National NIST Certification Officer

The candidates MUST have a work authorization in the US.

Core Functions / Responsibilities:

1. Examine existing information security framework in IOM Resettlement Support Centers (RSCs Examine existing information security framework in IOM Resettlement Support Centers (RSCs) against NIST 800-53 certification standards and donor requirements, identifying gaps in compliance.

2. Produce monthly gap reports for each RSC and business area.

3. Provide training to newly hired NIST focal points in each IOM RSC in how to develop and maintain NIST control documentation and follow up on risk mitigation.

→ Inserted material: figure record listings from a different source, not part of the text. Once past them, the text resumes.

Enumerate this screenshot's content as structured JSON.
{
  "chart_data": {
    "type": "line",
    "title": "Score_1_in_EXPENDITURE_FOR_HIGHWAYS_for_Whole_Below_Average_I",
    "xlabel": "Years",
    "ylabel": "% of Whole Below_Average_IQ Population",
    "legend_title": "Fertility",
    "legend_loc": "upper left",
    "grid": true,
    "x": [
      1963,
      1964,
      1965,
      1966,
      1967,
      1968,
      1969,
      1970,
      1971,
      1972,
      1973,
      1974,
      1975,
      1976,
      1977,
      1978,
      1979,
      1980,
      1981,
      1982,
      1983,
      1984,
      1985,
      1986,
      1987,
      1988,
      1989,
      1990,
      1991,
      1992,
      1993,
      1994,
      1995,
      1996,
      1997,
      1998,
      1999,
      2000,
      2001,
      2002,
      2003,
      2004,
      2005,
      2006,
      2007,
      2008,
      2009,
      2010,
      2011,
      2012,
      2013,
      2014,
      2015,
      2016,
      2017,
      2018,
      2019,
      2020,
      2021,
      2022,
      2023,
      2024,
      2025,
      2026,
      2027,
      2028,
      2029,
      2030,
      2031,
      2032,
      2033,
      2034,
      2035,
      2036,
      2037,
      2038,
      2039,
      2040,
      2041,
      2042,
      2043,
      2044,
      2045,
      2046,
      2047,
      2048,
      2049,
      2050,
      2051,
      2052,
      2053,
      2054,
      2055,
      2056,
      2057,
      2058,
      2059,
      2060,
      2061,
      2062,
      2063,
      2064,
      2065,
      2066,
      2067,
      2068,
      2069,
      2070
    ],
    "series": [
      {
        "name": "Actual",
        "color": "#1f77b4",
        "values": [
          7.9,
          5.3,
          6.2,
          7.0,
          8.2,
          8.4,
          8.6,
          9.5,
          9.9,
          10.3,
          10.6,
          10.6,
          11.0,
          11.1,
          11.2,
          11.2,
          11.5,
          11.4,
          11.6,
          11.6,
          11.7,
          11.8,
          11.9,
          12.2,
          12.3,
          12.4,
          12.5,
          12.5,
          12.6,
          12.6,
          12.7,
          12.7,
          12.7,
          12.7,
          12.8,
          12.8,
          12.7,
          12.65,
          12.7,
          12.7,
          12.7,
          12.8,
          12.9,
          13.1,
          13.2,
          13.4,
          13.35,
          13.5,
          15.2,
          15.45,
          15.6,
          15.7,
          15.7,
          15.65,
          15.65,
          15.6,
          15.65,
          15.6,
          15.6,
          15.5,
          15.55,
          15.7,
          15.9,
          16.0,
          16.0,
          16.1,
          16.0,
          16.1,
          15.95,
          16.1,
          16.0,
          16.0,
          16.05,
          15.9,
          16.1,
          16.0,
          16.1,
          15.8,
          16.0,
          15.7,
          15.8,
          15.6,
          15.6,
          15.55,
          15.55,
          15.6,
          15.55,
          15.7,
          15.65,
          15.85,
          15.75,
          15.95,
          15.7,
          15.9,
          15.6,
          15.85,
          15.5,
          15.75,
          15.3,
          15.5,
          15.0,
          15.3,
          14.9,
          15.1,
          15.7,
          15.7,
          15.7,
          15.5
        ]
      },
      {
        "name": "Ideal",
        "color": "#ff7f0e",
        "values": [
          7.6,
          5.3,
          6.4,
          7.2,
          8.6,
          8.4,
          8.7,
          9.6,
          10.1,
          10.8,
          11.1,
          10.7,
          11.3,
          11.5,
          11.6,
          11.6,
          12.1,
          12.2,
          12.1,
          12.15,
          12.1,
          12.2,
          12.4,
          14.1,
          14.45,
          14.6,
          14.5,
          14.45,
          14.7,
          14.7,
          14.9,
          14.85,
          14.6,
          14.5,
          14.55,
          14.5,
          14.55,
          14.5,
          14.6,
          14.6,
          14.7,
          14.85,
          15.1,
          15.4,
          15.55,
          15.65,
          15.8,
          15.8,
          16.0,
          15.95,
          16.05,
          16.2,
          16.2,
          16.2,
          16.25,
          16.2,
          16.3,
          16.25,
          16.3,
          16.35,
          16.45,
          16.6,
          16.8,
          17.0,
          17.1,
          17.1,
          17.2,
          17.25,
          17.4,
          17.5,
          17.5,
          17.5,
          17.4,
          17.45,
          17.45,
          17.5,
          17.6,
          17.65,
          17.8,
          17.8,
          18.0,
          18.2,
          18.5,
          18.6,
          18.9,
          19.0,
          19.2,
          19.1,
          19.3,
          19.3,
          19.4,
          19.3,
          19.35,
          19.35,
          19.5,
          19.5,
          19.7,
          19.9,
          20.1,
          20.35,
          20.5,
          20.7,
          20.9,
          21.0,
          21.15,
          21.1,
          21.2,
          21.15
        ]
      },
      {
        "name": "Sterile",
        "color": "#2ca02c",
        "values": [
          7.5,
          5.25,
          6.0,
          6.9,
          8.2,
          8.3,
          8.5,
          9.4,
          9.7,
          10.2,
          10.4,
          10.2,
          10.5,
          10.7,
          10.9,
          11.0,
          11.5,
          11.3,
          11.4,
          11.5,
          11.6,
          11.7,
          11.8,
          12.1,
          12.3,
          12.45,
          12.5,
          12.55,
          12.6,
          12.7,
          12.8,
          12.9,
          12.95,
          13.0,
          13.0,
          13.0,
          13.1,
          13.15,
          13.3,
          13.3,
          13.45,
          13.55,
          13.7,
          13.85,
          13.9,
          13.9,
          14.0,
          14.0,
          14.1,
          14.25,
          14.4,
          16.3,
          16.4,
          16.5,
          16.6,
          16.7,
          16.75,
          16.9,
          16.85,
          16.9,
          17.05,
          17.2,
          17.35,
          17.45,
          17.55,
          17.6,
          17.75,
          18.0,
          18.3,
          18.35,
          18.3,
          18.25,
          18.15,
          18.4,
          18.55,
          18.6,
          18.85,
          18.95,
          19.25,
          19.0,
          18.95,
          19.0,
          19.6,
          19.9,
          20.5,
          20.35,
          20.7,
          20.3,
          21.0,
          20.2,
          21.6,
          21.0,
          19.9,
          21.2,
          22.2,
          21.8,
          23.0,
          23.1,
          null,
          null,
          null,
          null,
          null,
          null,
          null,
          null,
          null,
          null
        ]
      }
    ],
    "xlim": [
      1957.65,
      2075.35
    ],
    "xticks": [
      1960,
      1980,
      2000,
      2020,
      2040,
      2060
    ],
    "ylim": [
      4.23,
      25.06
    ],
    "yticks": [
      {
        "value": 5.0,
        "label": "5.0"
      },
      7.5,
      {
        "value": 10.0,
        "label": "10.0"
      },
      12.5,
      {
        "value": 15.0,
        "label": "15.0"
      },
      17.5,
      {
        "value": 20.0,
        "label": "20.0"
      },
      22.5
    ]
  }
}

4. Communicate effectively and regularly with focal points in each RSC for addressing gaps and mitigating identified risks.

5. In coordination with RSC management and technical focal points, produce NIST 800-53 control documentation covering each RSC hub and office.

6. Compile and produce quarterly reports on the status of the USRAP information security framework, including incidents, unaddressed gaps, remediation plans, new controls introduced, documentation completed and status of audits.

7. Assist the USRAP Data Integrity and Reports Officer with coordinating the implementation of USRAP information security requirements, NIST controls and external audits with IOM ICT, RSC management, department focal points in IOM and technical focal points for the donor.

8. Offer expertise, written and oral, in interpretation of security controls, risk and overall results to business units and USRAP management as needed.

9. Contribute to Authorization to Operate documentation.

10. In cooperation with the ICT security team, perform functional, operational and vulnerability testing of the USRAP information security infrastructure.

11. Maintain and ensure the confidentiality and integrity of all personnel-related information by implementing control procedures in line with IOM standards of conduct and data protection rules.

12. Perform other related functions as required.

Required Qualifications and Experience:

Education

· Bachelor’s degree in computer science, information systems, cyber security, computer engineering, or other related discipline.

· Certificates of completion of auditing courses in information security.

Experience

· A minimum of three years of relevant experience in information security, information security auditing, or security documentation.

· Experience with government or intergovernmental organizations is an advantage.

Skills

· Strong analytical and technical skills – ability to assess information security infrastructure with great attention to detail.

· Familiarity with enterprise information technology infrastructure such as Azure, Microsoft 365, cloud hosting and VPN.

· Excellent communication, interpersonal and writing skills.

· Excellent computer skills and proficiency in Microsoft Office applications.

• Relevant experience in IOM policies and procedures would be an advantage.

Languages

Fluency in English.

Required Competencies

The incumbent is expected to demonstrate the following values and competencies:

Values – all IOM staff members must abide by and demonstrate these three values:

• Inclusion and respect for diversity: respects and promotes individual and cultural differences; encourages diversity and inclusion wherever possible.
• Integrity and transparency: maintain high ethical standards and acts in a manner consistent with organizational principles/rules and standards of conduct.
• Professionalism: demonstrates ability to work in a composed, competent, and committed manner and exercises careful judgment in meeting day-to-day challenges.

Core Competencies – behavioral indicators level 2

• Teamwork: develops and promotes effective collaboration within and across units to achieve shared goals and optimize results.
• Delivering results: produces and delivers quality results in a service-oriented and timely manner; is action oriented and committed to achieving agreed outcomes.
• Managing and sharing knowledge: continuously seeks to learn, share knowledge and innovate.
• Accountability: takes ownership for achieving the Organization’s priorities and assumes responsibility for own action and delegated work.
• Communication: encourages and contributes to clear and open communication; explains complex matters in an informative, inspiring and motivational way.